For the last several years, the most common strain of complaint I see in my mailbox is the “atheism only means you don’t believe in gods” comment. Sometimes they try to say it politely, more often it’s accompanied by howls and threats and fuck-shit-cock profanity. It’s been like this for a long, long time — I recall hanging out on alt.atheism on usenet and getting exasperated because the whole forum was about dogma, and that dogma was that you got to shut down any discussion about complex social issues that you didn’t like by declaring atheism to be totally values neutral (the other thing they talked about that drove me mad was the distinction between “strong” and “weak” atheism, and how significant the difference between “I don’t believe gods exist” and “I believe gods don’t exist” was. Jesus. Hair-splitting atheologians.)
Anyway, the main thing people hate me for now is my declaration that atheism has implications and consequences beyond being an abstract philosophical statement that lets you skip church on Sundays, and that further, among those implications is a requirement for those good ol’ Enlightenment values of equality and justice (and that we do more than pay lip service to them, unlike many of those 17th century writers who argued likewise). It’s reassuring that a lot of commenters here at FtB are sympathetic to those ideas, but really, sometimes it’s a little depressing to discover how many other atheists elsewhere turn purple and start screaming if you dare to imply that women, for instance, are fully autonomous, thinking individuals, and that the Biblical tradition of treating them as secondary servants to The Man is invalid.
So it’s kind of a relief to see that James Croft agrees with me, even if he is at that blah pudding of religious pandering, Patheos.
And I think that responding to a post about the relationship between social justice and Humanism with forceful assertions about the values-free nature of atheism is bullshit.
Read the whole thing over there.
It is telling, whenever the relationship between atheism, the atheist movement, and social justice arises, that some of the same commentators who object so strenuously to the discussion of women’s equality, racial justice, or LGBTQ issues under the banner of the atheist movement nonetheless support efforts to to promote secularism, science education, and atheist visibility and acceptance under that banner.
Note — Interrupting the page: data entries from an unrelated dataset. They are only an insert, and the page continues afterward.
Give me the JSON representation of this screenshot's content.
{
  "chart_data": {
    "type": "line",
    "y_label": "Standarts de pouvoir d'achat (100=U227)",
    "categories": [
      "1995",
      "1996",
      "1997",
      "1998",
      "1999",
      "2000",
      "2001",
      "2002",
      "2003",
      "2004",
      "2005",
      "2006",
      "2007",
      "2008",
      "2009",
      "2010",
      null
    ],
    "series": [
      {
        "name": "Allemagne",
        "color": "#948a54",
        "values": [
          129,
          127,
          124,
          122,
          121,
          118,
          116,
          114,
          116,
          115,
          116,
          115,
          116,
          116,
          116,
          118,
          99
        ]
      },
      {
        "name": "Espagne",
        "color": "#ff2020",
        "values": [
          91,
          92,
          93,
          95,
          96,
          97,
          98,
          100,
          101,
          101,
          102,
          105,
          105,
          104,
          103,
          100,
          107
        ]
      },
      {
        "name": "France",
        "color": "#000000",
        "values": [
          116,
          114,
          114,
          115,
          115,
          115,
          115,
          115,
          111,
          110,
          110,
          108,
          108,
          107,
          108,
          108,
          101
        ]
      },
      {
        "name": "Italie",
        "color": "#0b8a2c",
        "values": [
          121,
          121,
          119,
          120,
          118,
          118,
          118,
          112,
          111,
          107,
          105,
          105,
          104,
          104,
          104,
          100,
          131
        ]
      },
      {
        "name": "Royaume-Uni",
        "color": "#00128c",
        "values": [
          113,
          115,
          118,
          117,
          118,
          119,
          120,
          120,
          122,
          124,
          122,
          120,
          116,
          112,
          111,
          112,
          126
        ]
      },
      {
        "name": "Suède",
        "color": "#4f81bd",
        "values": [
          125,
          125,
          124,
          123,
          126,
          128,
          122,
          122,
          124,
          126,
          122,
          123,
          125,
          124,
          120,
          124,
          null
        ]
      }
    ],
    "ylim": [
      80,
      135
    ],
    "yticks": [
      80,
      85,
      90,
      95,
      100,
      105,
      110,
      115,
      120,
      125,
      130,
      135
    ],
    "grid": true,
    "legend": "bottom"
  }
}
Yet if the reason discussions of racial injustice are to be out of bounds is because “atheism entails no values commitments”, then consistency requires this standard be applied equally to these other causes.
Simply being an atheist does not perforce commit you to caring about racial injustice, it is true. But nor does it follow from strict philosophical atheism that one must care about science education, secularism, or even the advancement of atheist acceptance in society. Just as it is perfectly philosophically consistent to be an atheist and to be an out-and-out racist, it is perfectly philosophically consistent (though unusual) to be an atheist who thinks secularism is unimportant, or even believes atheists should be socially ostracized. Simple atheism requires no moral commitments at all – including the ones these commentators are quite happy to fight for under the banner of organized atheism.
So why the double standard? It seems to be purely self-serving. These individuals wish to limit the purview of organized atheism to only the issues they personally feel comfortable about, and which they personally wish to support. They like science education and secularism, so support for those issues can be marshaled under the atheist banner. They don’t like being called on to fight for racial equality, so that’s an illegitimate expansion of the atheist cause. The pseudo-philosophical argumentation – “atheism requires no value positions! We must keep atheism pure (except for those issues I like)” – becomes a hypocritical cover for their own discomfort with some social causes.
Damn. Sounds like something I’d write if I suddenly became a little more polite.
Croft really ought to be at FtB, rather than Patheos. But then, Patheos sucks up to the religious much more, and so has a lot more cash to pay their writers than we do.